2015-05-14 14:30:00

Dopo la Thailandia, la Malaysia chiude le porte ai boat-people


Con gli oltre 500 boat-people arrivati ieri su un barcone e rimessi in mare questa mattina insieme a altri 300 dopo essere stati riforniti di viveri e carburante, entra nel vivo la nuova politica di respingimento dichiarata da Kuala Lumpur. Una reazione al blocco delle coste agli sbarchi della vicina Thailandia, che per anni aveva consentito un lucroso flusso di migranti irregolari attraverso il suo territorio, gestito da bande transnazionali con appoggi locali a vari livelli. Da sabato - riferisce l'agenzia Misna - la pressione sulle coste malesi e su quelle indonesiane è cresciuta, ma la coscienza che la maggior parte dei fuggiaschi di etnia Rohingya provenienti da Myanmar e Bangladesh hanno le coste malesi come meta prioritaria, ha posto il Paese in una condizione difficile.

L'assistenza delle istituzioni caritative islamiche
Sono circa 150.000 (45.000 rohingya) gli immigrati irregolari accolti in strutture pubbliche nel Paese, finora generoso nell’accoglienza, pure non avendo ratificato la Convenzione internazionale sui rifugiati. La simpatia locale per la comune fede musulmana dei Rohingya e il supporto di istituzioni caritative islamiche avevano concesso a chi arrivava un’ospitalità, seppure essenziale.

Sul problema dei boat-people la Malaysia teme di restare sola
La situazione è ora cambiata.
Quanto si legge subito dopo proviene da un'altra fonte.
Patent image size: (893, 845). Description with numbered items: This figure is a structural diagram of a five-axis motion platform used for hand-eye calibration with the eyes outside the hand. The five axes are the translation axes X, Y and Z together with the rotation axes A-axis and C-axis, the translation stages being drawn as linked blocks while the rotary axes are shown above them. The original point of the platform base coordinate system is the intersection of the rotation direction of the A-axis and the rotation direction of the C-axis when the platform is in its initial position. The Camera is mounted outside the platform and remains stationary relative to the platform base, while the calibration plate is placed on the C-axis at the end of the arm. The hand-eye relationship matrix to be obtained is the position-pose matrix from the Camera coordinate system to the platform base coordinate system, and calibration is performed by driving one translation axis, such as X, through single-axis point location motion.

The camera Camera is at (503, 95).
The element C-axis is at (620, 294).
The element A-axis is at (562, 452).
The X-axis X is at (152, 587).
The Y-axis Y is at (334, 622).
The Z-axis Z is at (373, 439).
Il Paese teme l’invasione e di essere lasciato solo davanti al problema che ha origine nel rifiuto del governo birmano a integrare i Rohingya e a fermare la persecuzione contro di essi, i vasti interessi aggregati attorno al loro traffico e sfruttamento e, infine le opportunità anche politiche del governo malese che ha incentivato l’esodo senza regolamentarlo e in anni recenti non ha premuro sul governo birmano per un cambio di linea verso la minoranza musulmana perseguitata.

Accuse della Malaysia contro Myanmar e Bangladesh
La Malesia ha raddoppiato la sua presenza attorno all’isola di Langkawi e la più settentrionale Penang, oltre che sulla costa prossima al confine thailandese “per impedire ogni intrusione illegale”, ha confermato l’ammiraglio Tan Kok Kwee, comandante della regione settentrionale della marina militare malese. Chiaro il messaggio del vice-ministro dell’Interno Wan Junaidi ai governi coinvolti e che vanno verso un incontro sulla questione con poche aspettative il 29 maggio: “Voi parlate di democrazia ma trattate i vostri cittadini come rifiuti, come criminali fino a quando sono costretti a fuggire dal Paese”.

Impegno contro i trafficanti ed i funzionari corrotti
Intanto, nessun risultato concreto dall’incontro di ieri tra polizia thailandese e malese, se non l’impegno a rilanciare la cooperazione contro i trafficanti, che a decine sono stati arrestati o sono ricercati in questi giorni ma i cui capi e i referenti istituzionali sono alla macchia. Il centinaio di funzionari e di poliziotti finora individuati in Thailandia come parte del racket sono solo pedine, in maggioranza trasferite altrove come da prassi ma non puniti, oppure indagati a piede libero. Sempre in Thailandia, da segnalare oggi l’opposizione delle comunità locali all’apertura di campi profughi permanenti nel Sud thailandese dopo che la possibilità era stata ventilata dal premier in alternativa all’allontanamento in mare dei boat-people. (C.O.)